P.S. Does anyone have a feel for whether part of the sandboxing solution is generic enough to be widely applicable? Or is it quite specific to Jenkins? I can look myself I guess but thought someone might be in the know. Just wondering whether moving some kind of sandboxing solution into the Groovy project itself would make it easier for projects to upgrade Groovy versions.
At a high level, the sandboxing system is generic. The main pieces are in https://github.com/jenkinsci/groovy-sandbox (a generic Java library) and https://github.com/jenkinsci/script-security-plugin (a Jenkins plugin), but there are some parts specific to Jenkins Pipeline that live elsewhere. We received bug reports from non-Jenkins users in the groovy-sandbox repository, so there was at least some non-Jenkins interest in such a system (we eventually updated the README to explicitly discourage non-Jenkins usage because the sandbox can be trivially bypassed unless you are using related sandbox setup code in the script-security plugin).
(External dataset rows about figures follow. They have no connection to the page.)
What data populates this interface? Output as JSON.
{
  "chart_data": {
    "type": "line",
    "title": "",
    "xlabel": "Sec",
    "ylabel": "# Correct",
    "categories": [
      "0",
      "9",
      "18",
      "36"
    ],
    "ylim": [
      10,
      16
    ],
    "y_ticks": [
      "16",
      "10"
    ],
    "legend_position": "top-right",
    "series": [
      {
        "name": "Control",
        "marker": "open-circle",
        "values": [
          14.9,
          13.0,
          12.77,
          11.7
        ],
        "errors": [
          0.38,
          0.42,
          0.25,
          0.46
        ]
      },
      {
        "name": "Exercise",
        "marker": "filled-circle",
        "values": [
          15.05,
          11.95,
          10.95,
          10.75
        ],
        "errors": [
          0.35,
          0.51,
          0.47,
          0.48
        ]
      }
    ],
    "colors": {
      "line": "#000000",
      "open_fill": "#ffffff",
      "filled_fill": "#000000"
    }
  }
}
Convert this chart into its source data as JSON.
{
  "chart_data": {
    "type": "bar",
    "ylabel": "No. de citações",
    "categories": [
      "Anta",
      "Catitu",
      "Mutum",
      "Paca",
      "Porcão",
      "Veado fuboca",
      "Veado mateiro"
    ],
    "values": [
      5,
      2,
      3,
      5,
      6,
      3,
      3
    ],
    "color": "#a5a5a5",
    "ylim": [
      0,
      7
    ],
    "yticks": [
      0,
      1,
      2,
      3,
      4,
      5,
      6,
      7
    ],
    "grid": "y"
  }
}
The goal of our sandbox is runtime interception of operations like constructor invocation, method calls, field accesses, etc., so that each operation can be checked against an allowlist and then either allowed or denied. This approach allows sandboxed scripts to use most Groovy language features internally and allows them to interact with known-safe Groovy/Java standard library APIs. It also means that the sandbox needs to understand how Groovy syntax maps to low level operations (e.g. what exactly will X as Y do at runtime?), which is complicated.
The track record for our sandbox is not good (look at previous security warnings in the sidebar of https://plugins.jenkins.io/script-security/). If I was you I would not consider adding such a system to Groovy itself unless you had some specific idea of how to improve the design in a fundamental way or add defense-in-depth.